Fase 2: Gori, 'semplificare prestiti a imprese e alleggerire fisco'

economia
AdnKronos
Milano, 6 mag. (Adnkronos) - La liquidità promessa dal governo alle imprese "fatica ad arrivare. Il basso numero di domande per i prestiti ci dice che la misura incontra la diffidenza di chi ne avrebbe bisogno: troppe complicazioni. Semplifichiamola, e alziamo la soglia dei prestiti per cui la garanzia dello Stato è totale". E' quanto chiede il sindaco di Bergamo, Giorgio Gori, in un'intervista al Foglio. "Mi chiedo se la politica non stia puntando troppo poco sulle capacità delle nostre imprese, e se non si sopravvaluti per contro l’efficacia di un intervento diretto dello Stato. Non credo sia l’impostazione di Gualtieri, ma questa idea dello Stato imprenditore, dello Stato che vincola il sostegno economico alle aziende alla possibilità di condizionarne le scelte a me non convince affatto.
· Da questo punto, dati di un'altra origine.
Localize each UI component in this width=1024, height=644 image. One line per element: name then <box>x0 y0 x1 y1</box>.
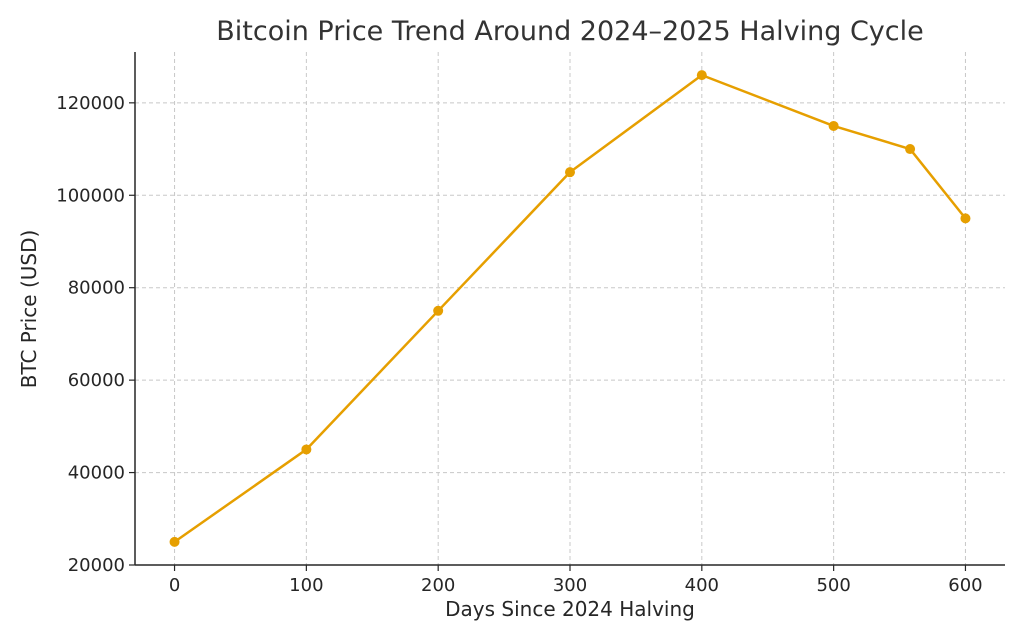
y-tick-label: 40000 <box>68 463 125 484</box>
x-tick-label: 200 <box>421 575 455 596</box>
grid <box>135 52 1005 566</box>
chart-title: Bitcoin Price Trend Around 2024–2025 Hal… <box>216 16 924 47</box>
y-tick-label: 60000 <box>68 370 125 391</box>
y-axis-label: BTC Price (USD) <box>17 230 41 389</box>
data-point <box>905 144 916 155</box>
x-tick-label: 500 <box>816 575 850 596</box>
y-tick-label: 120000 <box>56 93 125 114</box>
data-point <box>696 70 707 81</box>
data-point <box>960 213 971 224</box>
y-tick-label: 100000 <box>56 185 125 206</box>
data-point <box>169 536 180 547</box>
series-line <box>173 73 967 543</box>
x-tick-label: 100 <box>289 575 323 596</box>
series <box>169 70 971 547</box>
y-tick-label: 80000 <box>68 278 125 299</box>
y-tick-label: 20000 <box>68 555 125 576</box>
x-axis-ticks: 0 100 200 300 400 500 600 <box>169 565 983 596</box>
x-tick-label: 0 <box>169 575 180 596</box>
data-point <box>565 167 575 178</box>
data-point <box>433 305 444 316</box>
data-point <box>301 444 312 455</box>
x-tick-label: 600 <box>948 575 982 596</box>
x-tick-label: 400 <box>685 575 719 596</box>
data-point <box>828 120 839 131</box>
y-axis-ticks: 20000 40000 60000 80000 100000 120000 <box>56 93 135 576</box>
x-axis-label: Days Since 2024 Halving <box>445 597 695 621</box>
x-tick-label: 300 <box>553 575 587 596</box>
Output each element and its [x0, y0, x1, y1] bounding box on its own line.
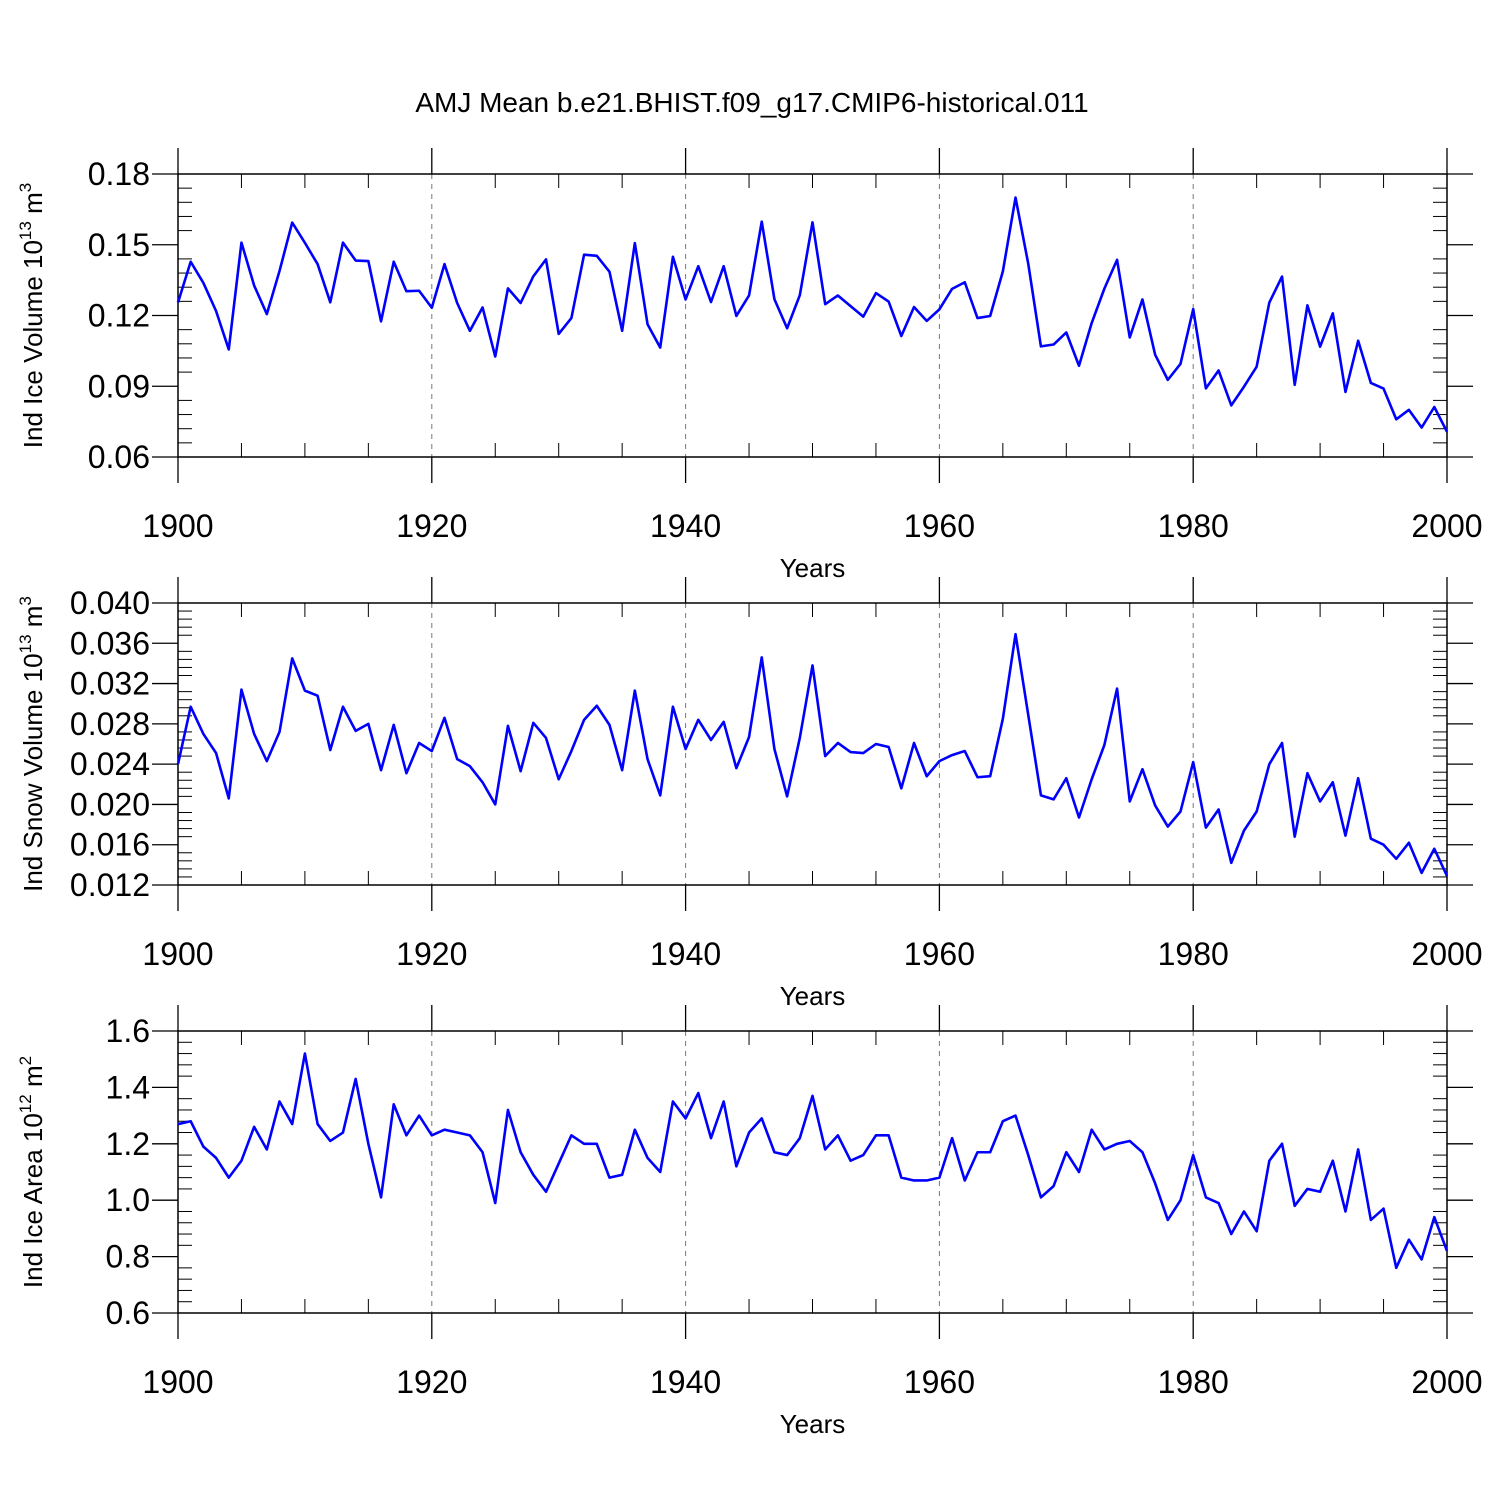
y-axis-label: Ind Ice Volume 1013 m3 [16, 183, 48, 448]
x-tick-label: 1980 [1158, 508, 1229, 544]
y-tick-label: 0.040 [70, 585, 150, 621]
x-tick-label: 1940 [650, 936, 721, 972]
x-tick-label: 1940 [650, 508, 721, 544]
series-line [177, 1052, 1449, 1270]
y-tick-label: 0.18 [88, 156, 150, 192]
x-tick-label: 1920 [396, 936, 467, 972]
panel-2: 0.012 0.016 0.020 0.024 0.028 0.032 0.036 0.040… [16, 577, 1483, 1011]
y-axis-label: Ind Ice Area 1012 m2 [16, 1056, 48, 1288]
series-line [176, 196, 1449, 433]
y-tick-label: 0.016 [70, 827, 150, 863]
y-tick-label: 0.8 [106, 1239, 150, 1275]
y-tick-label: 1.2 [106, 1126, 150, 1162]
x-tick-label: 1960 [904, 936, 975, 972]
x-tick-label: 1900 [142, 936, 213, 972]
x-tick-label: 1920 [396, 508, 467, 544]
panel-1: 0.06 0.09 0.12 0.15 0.18 1900 1920 1940 1960 1980… [16, 148, 1483, 583]
x-axis-label: Years [780, 981, 846, 1011]
x-tick-label: 1980 [1158, 1364, 1229, 1400]
y-tick-label: 0.020 [70, 786, 150, 822]
y-tick-label: 0.024 [70, 746, 150, 782]
y-tick-label: 1.0 [106, 1182, 150, 1218]
x-tick-label: 1900 [142, 1364, 213, 1400]
y-tick-label: 0.09 [88, 368, 150, 404]
y-axis-label: Ind Snow Volume 1013 m3 [16, 596, 48, 892]
x-tick-label: 1900 [142, 508, 213, 544]
x-tick-label: 1960 [904, 508, 975, 544]
y-tick-label: 1.4 [106, 1069, 150, 1105]
x-tick-label: 2000 [1411, 508, 1482, 544]
x-axis-label: Years [780, 1409, 846, 1439]
figure-title: AMJ Mean b.e21.BHIST.f09_g17.CMIP6-histo… [415, 87, 1088, 118]
x-axis-label: Years [780, 553, 846, 583]
y-tick-label: 0.15 [88, 227, 150, 263]
y-tick-label: 0.028 [70, 706, 150, 742]
y-tick-label: 0.12 [88, 298, 150, 334]
x-tick-label: 1960 [904, 1364, 975, 1400]
panels: 0.06 0.09 0.12 0.15 0.18 1900 1920 1940 1960 1980… [16, 148, 1483, 1439]
y-tick-label: 0.012 [70, 867, 150, 903]
x-tick-label: 1980 [1158, 936, 1229, 972]
x-tick-label: 2000 [1411, 936, 1482, 972]
y-tick-label: 0.06 [88, 439, 150, 475]
x-tick-label: 2000 [1411, 1364, 1482, 1400]
y-tick-label: 0.6 [106, 1295, 150, 1331]
y-tick-label: 0.036 [70, 625, 150, 661]
y-tick-label: 0.032 [70, 666, 150, 702]
x-tick-label: 1940 [650, 1364, 721, 1400]
x-tick-label: 1920 [396, 1364, 467, 1400]
y-tick-label: 1.6 [106, 1013, 150, 1049]
panel-3: 0.6 0.8 1.0 1.2 1.4 1.6 1900 1920 1940 1960 1980 20… [16, 1005, 1483, 1439]
series-line [176, 632, 1449, 877]
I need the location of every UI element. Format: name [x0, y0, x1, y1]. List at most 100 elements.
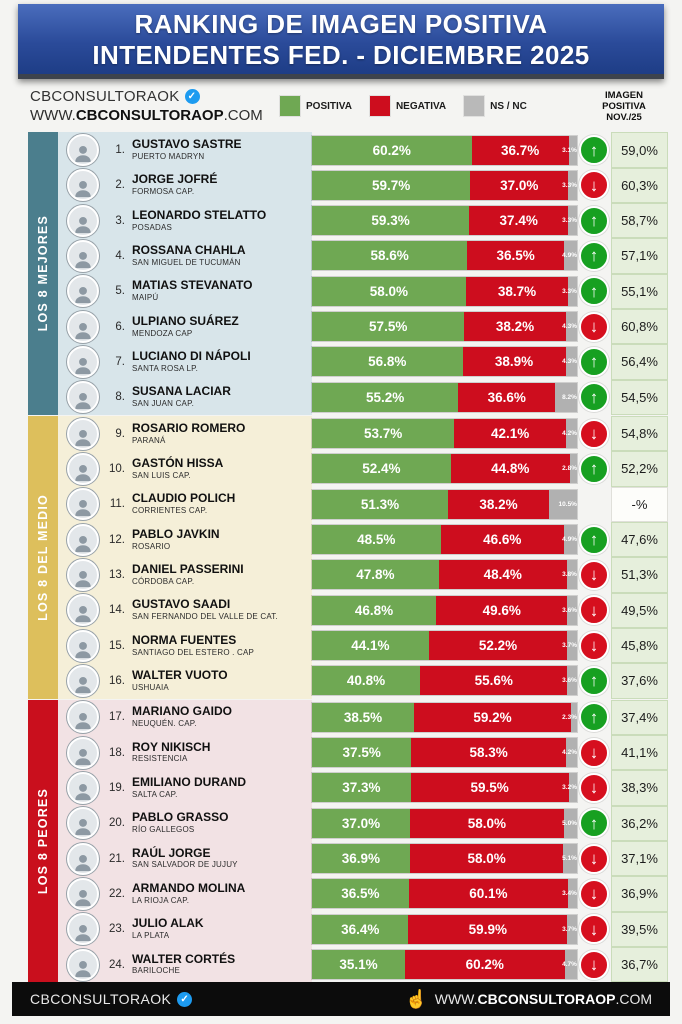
avatar: [67, 664, 99, 697]
bar-nsnc: 4.2%: [562, 419, 577, 449]
stacked-bar: 57.5% 38.2% 4.3%: [312, 312, 577, 342]
mayor-info: PABLO GRASSO RÍO GALLEGOS: [132, 811, 228, 835]
avatar: [67, 913, 99, 946]
trend-zone: ↑: [577, 522, 611, 557]
person-icon: [75, 570, 91, 588]
bar-positiva: 51.3%: [312, 489, 448, 519]
trend-arrow-icon: ↑: [579, 382, 609, 413]
person-icon: [75, 960, 91, 977]
bar-positiva: 57.5%: [312, 312, 465, 342]
bar-nsnc: 4.7%: [562, 950, 577, 980]
table-row: 5. MATIAS STEVANATO MAIPÚ 58.0% 38.7% 3.…: [58, 273, 668, 309]
bar-negativa: 37.0%: [470, 170, 569, 200]
mayor-name: MATIAS STEVANATO: [132, 278, 253, 293]
pointer-hand-icon: ☝: [405, 988, 428, 1009]
bar-negativa: 48.4%: [438, 560, 567, 590]
trend-zone: ↓: [577, 841, 611, 876]
image-bar-zone: 35.1% 60.2% 4.7%: [312, 947, 577, 982]
trend-zone: ↑: [577, 380, 611, 415]
bar-nsnc: 3.3%: [562, 170, 577, 200]
trend-arrow-icon: ↓: [579, 559, 609, 590]
bar-nsnc: 2.3%: [562, 702, 577, 732]
row-identity: 5. MATIAS STEVANATO MAIPÚ: [58, 273, 312, 309]
mayor-city: CÓRDOBA CAP.: [132, 576, 195, 586]
brand-url-prefix: WWW.: [30, 107, 76, 125]
trend-zone: ↓: [577, 947, 611, 982]
bar-positiva: 46.8%: [312, 595, 437, 625]
row-identity: 23. JULIO ALAK LA PLATA: [58, 911, 312, 947]
prev-header-line: IMAGEN: [605, 89, 643, 101]
mayor-name: SUSANA LACIAR: [132, 384, 231, 399]
stacked-bar: 37.3% 59.5% 3.2%: [312, 773, 577, 803]
mayor-name: ROY NIKISCH: [132, 739, 211, 754]
bar-negativa: 55.6%: [420, 666, 568, 696]
rank-label: 17.: [109, 711, 125, 724]
trend-zone: ↓: [577, 593, 611, 628]
brand-url-suffix: .COM: [223, 107, 263, 125]
bar-negativa: 38.2%: [447, 489, 550, 519]
image-bar-zone: 37.5% 58.3% 4.2%: [312, 735, 577, 770]
rank-label: 13.: [109, 568, 125, 581]
mayor-city: NEUQUÉN. CAP.: [132, 719, 197, 729]
mayor-name: ROSARIO ROMERO: [132, 420, 246, 435]
mayor-city: PUERTO MADRYN: [132, 151, 205, 161]
trend-arrow-icon: ↓: [579, 170, 609, 201]
trend-zone: ↓: [577, 912, 611, 947]
mayor-city: POSADAS: [132, 222, 173, 232]
prev-value: 37,6%: [611, 663, 668, 699]
rank-label: 3.: [115, 214, 125, 227]
footer-link[interactable]: ☝ WWW.CBCONSULTORAOP.COM: [405, 989, 652, 1010]
page-title-line-1: RANKING DE IMAGEN POSITIVA: [134, 9, 548, 39]
person-icon: [75, 676, 91, 694]
row-identity: 24. WALTER CORTÉS BARILOCHE: [58, 946, 312, 983]
mayor-info: CLAUDIO POLICH CORRIENTES CAP.: [132, 492, 235, 516]
table-row: 19. EMILIANO DURAND SALTA CAP. 37.3% 59.…: [58, 770, 668, 806]
image-bar-zone: 58.0% 38.7% 3.3%: [312, 274, 577, 309]
bar-negativa: 36.6%: [458, 382, 556, 412]
mayor-name: NORMA FUENTES: [132, 632, 237, 647]
mayor-name: WALTER CORTÉS: [132, 951, 236, 966]
mayor-city: SAN JUAN CAP.: [132, 399, 195, 409]
rank-label: 15.: [109, 639, 125, 652]
legend-swatch-positiva: [280, 96, 300, 117]
image-bar-zone: 37.0% 58.0% 5.0%: [312, 806, 577, 841]
bar-positiva: 40.8%: [312, 666, 421, 696]
mayor-city: SALTA CAP.: [132, 789, 178, 799]
rank-label: 1.: [115, 144, 125, 156]
trend-zone: ↓: [577, 416, 611, 451]
avatar: [67, 842, 99, 875]
bar-negativa: 38.7%: [465, 276, 569, 306]
prev-value: 60,8%: [611, 308, 668, 345]
avatar: [67, 736, 99, 769]
prev-value: 37,4%: [611, 699, 668, 735]
trend-zone: ↑: [577, 132, 611, 167]
table-row: 22. ARMANDO MOLINA LA RIOJA CAP. 36.5% 6…: [58, 876, 668, 912]
bar-nsnc: 5.1%: [562, 844, 577, 874]
bar-negativa: 38.2%: [464, 312, 566, 342]
mayor-city: SAN FERNANDO DEL VALLE DE CAT.: [132, 612, 278, 622]
table-row: 4. ROSSANA CHAHLA SAN MIGUEL DE TUCUMÁN …: [58, 238, 668, 274]
prev-value: 57,1%: [611, 238, 668, 274]
trend-zone: ↓: [577, 876, 611, 911]
bar-negativa: 59.2%: [414, 702, 571, 732]
mayor-info: PABLO JAVKIN ROSARIO: [132, 527, 220, 552]
mayor-info: EMILIANO DURAND SALTA CAP.: [132, 775, 246, 800]
stacked-bar: 37.0% 58.0% 5.0%: [312, 808, 577, 838]
bar-nsnc: 4.2%: [562, 738, 577, 768]
avatar: [67, 807, 99, 840]
rank-label: 19.: [109, 781, 125, 794]
mayor-city: USHUAIA: [132, 682, 169, 692]
stacked-bar: 56.8% 38.9% 4.3%: [312, 347, 577, 377]
footer-brand-name: CBCONSULTORAOK: [30, 991, 172, 1008]
verified-badge-icon: ✓: [177, 991, 193, 1007]
avatar: [67, 204, 99, 237]
row-identity: 15. NORMA FUENTES SANTIAGO DEL ESTERO . …: [58, 627, 312, 664]
table-row: 23. JULIO ALAK LA PLATA 36.4% 59.9% 3.7%…: [58, 911, 668, 947]
bar-negativa: 44.8%: [450, 454, 570, 484]
brand-url[interactable]: WWW.CBCONSULTORAOP.COM: [30, 107, 280, 124]
page-title-line-2: INTENDENTES FED. - DICIEMBRE 2025: [92, 39, 590, 70]
bar-nsnc: 3.4%: [562, 879, 577, 909]
image-bar-zone: 46.8% 49.6% 3.6%: [312, 593, 577, 628]
row-identity: 21. RAÚL JORGE SAN SALVADOR DE JUJUY: [58, 840, 312, 877]
person-icon: [75, 181, 91, 198]
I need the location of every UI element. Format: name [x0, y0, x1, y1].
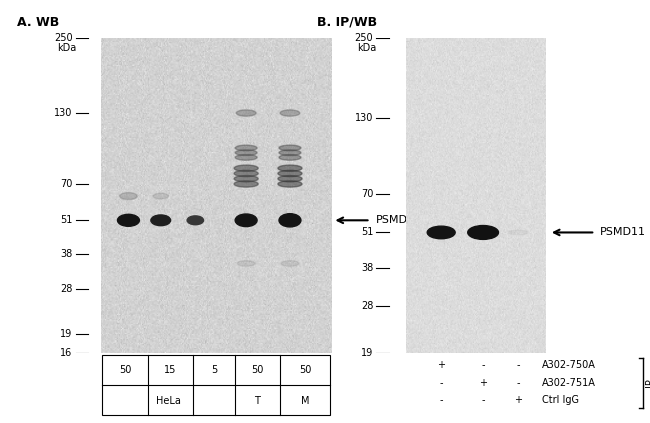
- Ellipse shape: [236, 110, 256, 116]
- Text: 130: 130: [55, 108, 73, 118]
- Ellipse shape: [427, 226, 455, 239]
- Ellipse shape: [235, 214, 257, 227]
- Text: 50: 50: [299, 365, 311, 375]
- Ellipse shape: [153, 193, 168, 199]
- Text: HeLa: HeLa: [156, 396, 181, 406]
- Text: +: +: [437, 360, 445, 370]
- Ellipse shape: [279, 154, 301, 160]
- Text: 50: 50: [251, 365, 263, 375]
- Text: 70: 70: [60, 179, 73, 189]
- Text: B. IP/WB: B. IP/WB: [317, 16, 377, 29]
- Text: +: +: [514, 396, 522, 405]
- Ellipse shape: [234, 176, 258, 182]
- Ellipse shape: [235, 150, 257, 156]
- Text: 15: 15: [164, 365, 177, 375]
- Ellipse shape: [187, 216, 203, 225]
- Text: 51: 51: [60, 215, 73, 225]
- Text: -: -: [516, 378, 520, 388]
- Text: 16: 16: [60, 348, 73, 358]
- Ellipse shape: [278, 170, 302, 177]
- Text: -: -: [439, 396, 443, 405]
- Ellipse shape: [278, 181, 302, 187]
- Text: 51: 51: [361, 228, 373, 237]
- Ellipse shape: [237, 261, 255, 266]
- Text: 70: 70: [361, 189, 373, 199]
- Text: T: T: [254, 396, 260, 406]
- Text: 28: 28: [60, 284, 73, 294]
- Text: kDa: kDa: [357, 43, 376, 53]
- Ellipse shape: [118, 214, 139, 226]
- Text: kDa: kDa: [57, 43, 76, 53]
- Text: 38: 38: [361, 264, 373, 273]
- Text: -: -: [482, 360, 485, 370]
- Text: A302-751A: A302-751A: [542, 378, 596, 388]
- Text: A. WB: A. WB: [18, 16, 60, 29]
- Text: 130: 130: [355, 113, 373, 123]
- Text: PSMD11: PSMD11: [376, 215, 422, 225]
- Text: 5: 5: [211, 365, 217, 375]
- Ellipse shape: [235, 154, 257, 160]
- Ellipse shape: [280, 110, 300, 116]
- Ellipse shape: [279, 150, 301, 156]
- Text: 50: 50: [119, 365, 131, 375]
- Text: +: +: [479, 378, 487, 388]
- Ellipse shape: [234, 181, 258, 187]
- Text: -: -: [482, 396, 485, 405]
- Ellipse shape: [279, 214, 301, 227]
- Text: IP: IP: [645, 378, 650, 387]
- Text: M: M: [301, 396, 309, 406]
- Ellipse shape: [508, 230, 528, 235]
- Ellipse shape: [281, 261, 299, 266]
- Text: 19: 19: [60, 329, 73, 338]
- Text: Ctrl IgG: Ctrl IgG: [542, 396, 579, 405]
- Ellipse shape: [120, 192, 137, 200]
- Text: 28: 28: [361, 301, 373, 311]
- Ellipse shape: [151, 215, 170, 225]
- Text: A302-750A: A302-750A: [542, 360, 596, 370]
- Text: -: -: [516, 360, 520, 370]
- Text: PSMD11: PSMD11: [599, 228, 645, 237]
- Ellipse shape: [278, 176, 302, 182]
- Ellipse shape: [468, 225, 499, 239]
- Text: 250: 250: [355, 33, 373, 43]
- Text: 19: 19: [361, 348, 373, 358]
- Ellipse shape: [234, 165, 258, 171]
- Ellipse shape: [278, 165, 302, 171]
- Ellipse shape: [279, 145, 301, 151]
- Ellipse shape: [234, 170, 258, 177]
- Ellipse shape: [235, 145, 257, 151]
- Text: -: -: [439, 378, 443, 388]
- Text: 250: 250: [54, 33, 73, 43]
- Text: 38: 38: [60, 249, 73, 259]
Senza imprese forti e competitive, senza capacità di accrescerne la produttività, non credo andremo lontano". Secondo Gori, "usciremo da questa crisi ancora più indebitati e con seri problemi di occupazione. Abbiamo bisogno che le nostre imprese tornino a correre e a creare lavoro e ricchezza, innanzitutto per i lavoratori. E allora, se è così, servono risorse, nell’immediato, anche a fondo perduto, ma soprattutto serve un alleggerimento del carico fiscale e una forte semplificazione del sistema normativo". Tornando a misure come Industria 4.0. “L’esplosione dell’indigenza -continua Gori- è un rischio concreto. Concreto e drammatico. E le telefonate che le nostre strutture ricevono me lo confermano ogni giorno. Ma proprio per questo, chiedo che le misure per il sostegno alla povertà vengano ideate per essere tempestive ed efficaci”. Il reddito di emergenza "ben venga, purché arrivi presto, e sia gestito da chi davvero è vicino alle difficoltà dei cittadini. E’ giusto che l’input iniziale venga dal centro, che siano definiti criteri di valenza nazionale, ma dell’erogazione sul territorio è necessario che si occupino i comuni. Sono i nostri servizi sociali che conoscono davvero le varie situazioni di disagio delle varie comunità; affidare anche questa incombenza all’Inps, già sovraccarica di responsabilità, è un errore. Non possiamo permetterci che gli aiuti arrivino tra tre mesi".